Library programming ongoing via internet

The Finney County Public Library may be closed due to the COVID-19 pandemic, but the staff is still hard at work bringing programs to the community.

Pam Tuller, executive director of the library, said everyone at the library has been keeping busy and are trying hard to keep the community involved in the library’s programming.

“We want to make sure that the library is right there the first thing they think of when they want something fun to do, to go see what the library has,” she said. “We’re trying to stay as relevant as we can in this completely virtual and digital world at this moment.”

Tuller said there is programming for everyone of every age group.

For the zero to five year old age group they have Wee Reader Online Story Time, which is basically the same as the Wee Reader program they have when the library is open, they read simple story books for young children.

Emily Biernacki, who runs the zero to five year old programming, said she averages about 60 to 70 video views.

“We have had parents send us the cutest pictures of their children watching story time at home,” she said.

For the six to seven year old age group they read simple chapter books, Tuller said. They started with the Magic Tree House series and are moving on to other books.

For the 10 to 12 year old age group they have the Chapter Book Read-O-Loud, where they read more difficult chapter books, they read a couple chapters per say.

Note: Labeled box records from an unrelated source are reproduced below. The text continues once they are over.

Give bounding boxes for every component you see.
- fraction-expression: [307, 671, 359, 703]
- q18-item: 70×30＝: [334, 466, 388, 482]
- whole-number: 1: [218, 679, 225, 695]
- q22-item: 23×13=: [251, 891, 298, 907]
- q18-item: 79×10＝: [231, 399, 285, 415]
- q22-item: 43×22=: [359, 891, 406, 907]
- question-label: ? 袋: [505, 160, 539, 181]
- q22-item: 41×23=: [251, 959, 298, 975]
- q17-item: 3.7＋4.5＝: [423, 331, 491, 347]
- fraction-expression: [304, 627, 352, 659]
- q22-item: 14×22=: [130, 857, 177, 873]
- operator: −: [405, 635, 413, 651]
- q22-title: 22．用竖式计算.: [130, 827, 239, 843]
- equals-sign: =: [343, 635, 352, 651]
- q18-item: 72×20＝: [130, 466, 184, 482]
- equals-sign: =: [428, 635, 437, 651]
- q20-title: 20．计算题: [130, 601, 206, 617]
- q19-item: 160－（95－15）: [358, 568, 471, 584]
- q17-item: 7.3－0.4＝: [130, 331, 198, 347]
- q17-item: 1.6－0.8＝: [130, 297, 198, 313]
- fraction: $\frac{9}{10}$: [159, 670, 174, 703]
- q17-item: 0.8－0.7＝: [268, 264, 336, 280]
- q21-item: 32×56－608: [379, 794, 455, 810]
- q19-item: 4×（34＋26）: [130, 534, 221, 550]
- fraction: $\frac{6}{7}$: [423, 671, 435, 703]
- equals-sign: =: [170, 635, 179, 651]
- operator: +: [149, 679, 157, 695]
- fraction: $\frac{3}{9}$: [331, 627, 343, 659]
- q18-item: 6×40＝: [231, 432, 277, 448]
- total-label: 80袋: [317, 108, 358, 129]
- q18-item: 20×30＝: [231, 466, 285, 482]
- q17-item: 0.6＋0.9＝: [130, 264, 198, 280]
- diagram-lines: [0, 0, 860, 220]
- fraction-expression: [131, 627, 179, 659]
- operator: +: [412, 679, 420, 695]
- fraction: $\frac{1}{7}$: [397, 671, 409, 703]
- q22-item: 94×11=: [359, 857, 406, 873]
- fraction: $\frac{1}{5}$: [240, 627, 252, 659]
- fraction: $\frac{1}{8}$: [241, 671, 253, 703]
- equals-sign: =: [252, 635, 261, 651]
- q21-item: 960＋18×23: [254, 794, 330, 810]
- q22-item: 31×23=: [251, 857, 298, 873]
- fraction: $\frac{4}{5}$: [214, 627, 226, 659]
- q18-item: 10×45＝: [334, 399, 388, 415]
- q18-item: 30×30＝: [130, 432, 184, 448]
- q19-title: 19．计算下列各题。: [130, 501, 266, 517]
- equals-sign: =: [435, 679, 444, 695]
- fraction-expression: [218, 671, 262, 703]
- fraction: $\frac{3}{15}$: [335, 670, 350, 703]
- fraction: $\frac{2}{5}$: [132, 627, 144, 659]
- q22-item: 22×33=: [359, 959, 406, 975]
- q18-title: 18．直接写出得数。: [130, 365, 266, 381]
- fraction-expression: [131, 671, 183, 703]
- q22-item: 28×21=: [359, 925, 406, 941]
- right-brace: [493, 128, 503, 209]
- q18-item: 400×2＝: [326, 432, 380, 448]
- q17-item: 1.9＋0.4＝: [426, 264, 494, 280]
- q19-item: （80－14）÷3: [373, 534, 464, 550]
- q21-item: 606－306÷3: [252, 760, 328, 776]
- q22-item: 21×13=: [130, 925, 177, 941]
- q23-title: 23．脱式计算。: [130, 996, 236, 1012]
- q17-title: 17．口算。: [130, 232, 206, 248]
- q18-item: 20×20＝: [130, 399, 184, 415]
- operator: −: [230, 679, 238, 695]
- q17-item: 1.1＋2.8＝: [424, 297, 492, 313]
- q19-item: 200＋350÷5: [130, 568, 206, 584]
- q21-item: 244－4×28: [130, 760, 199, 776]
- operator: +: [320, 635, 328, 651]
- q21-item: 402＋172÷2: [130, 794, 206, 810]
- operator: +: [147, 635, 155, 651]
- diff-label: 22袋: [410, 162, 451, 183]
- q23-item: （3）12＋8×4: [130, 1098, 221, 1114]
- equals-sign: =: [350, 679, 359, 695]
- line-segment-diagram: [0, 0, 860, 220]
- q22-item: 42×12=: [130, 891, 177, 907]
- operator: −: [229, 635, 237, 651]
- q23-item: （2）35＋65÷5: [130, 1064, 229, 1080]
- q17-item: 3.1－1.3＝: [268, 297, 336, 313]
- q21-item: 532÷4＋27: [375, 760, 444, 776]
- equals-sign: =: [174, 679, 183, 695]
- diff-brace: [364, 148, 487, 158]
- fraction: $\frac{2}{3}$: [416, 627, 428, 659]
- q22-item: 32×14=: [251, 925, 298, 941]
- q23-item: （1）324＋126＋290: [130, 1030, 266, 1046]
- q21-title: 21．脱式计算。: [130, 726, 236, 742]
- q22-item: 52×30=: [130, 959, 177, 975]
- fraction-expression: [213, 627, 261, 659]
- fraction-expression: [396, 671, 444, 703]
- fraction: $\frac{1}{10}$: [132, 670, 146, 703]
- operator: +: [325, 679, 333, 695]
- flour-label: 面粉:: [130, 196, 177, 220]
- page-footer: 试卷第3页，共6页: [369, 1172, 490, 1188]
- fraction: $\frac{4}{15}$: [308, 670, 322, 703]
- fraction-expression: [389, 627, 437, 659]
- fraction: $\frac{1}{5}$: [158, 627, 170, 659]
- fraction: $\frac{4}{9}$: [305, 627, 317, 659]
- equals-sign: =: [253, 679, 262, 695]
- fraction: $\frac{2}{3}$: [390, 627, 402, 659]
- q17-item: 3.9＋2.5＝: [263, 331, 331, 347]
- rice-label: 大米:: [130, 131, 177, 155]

So far they have read Holes and Matilda.

Calli Villanueva, the program director for the six to 12 year old reading programs said the patrons control what they read through the comments or voting via polls.

She lets them know about the activities that go along with the books and/or if there is a movie version of the book.

The programs average about 10 watches per video.

“My age group is difficult to reach because even though school is no longer in person for us, they still are in school virtually for most of the day,” she said. “I am also researching some videos to film with my 4-year-old and I will share those activities virtually with patrons. She's my biggest fan.”

Tuller said they have gotten permission from the publishers and authors to post recordings of the Read-o-Loud’s on Facebook.

They used to read them live and then delete them, but now because they have gotten consent to keep them up people just have to join the Facebook group and they can listen to the recordings.

“If a kid misses a day of Matilda, they can go back and catch up,” she said. “The publishers have been so great and generous with allowing us to do that.”

The teen age group has something called Reality Check, Tuller said. It gives them the “opportunity to take a break from life and do something fun.”

They do crafts using things that can be found inside the home — cardboard boxes, paper towel tubes, etc.

There is another program called Outside the Lines, where they work on learning how to write stories, Tuller said. Teens can submit a story they’ve written and the program director will give suggestions.

There is also programming for adults, Tuller said. The programs they have are Armchair Travel, Pen & Paper and Reading Cafe.

Tuller said Armchair Travel is where they post a schedule of virtual outings for things like museums, concerts, aquariums, national parks, etc.

“We try to corral all those into a place where you can find them,” she said. “We have some resources available also where you can go find some of these things.”

Pen & Paper is where three writing prompts are given a week and people can submit their work to Facebook either for one of the prompts of something that incorporates all three, Tuller said.

Reading Cafe is like a book club, but because they can’t all have the same book, they vote to choose a genre for each month.

“Everybody reads their own book and then they can review it,” she said.

Eren Jiminez who runs the adult programming, said the virtual attendance for the adult programs has been positive, they average 90-200 views and have received positive feedback from the patrons.

“Being a library, we used the days following the stay-at-home order to inform people about COVID-19 in hopes of keeping our community safe,” she said. “Now with more people being better informed we are working toward developing fun activities for patrons that are at home or still working so that they have something to look forward to at the end of the day.”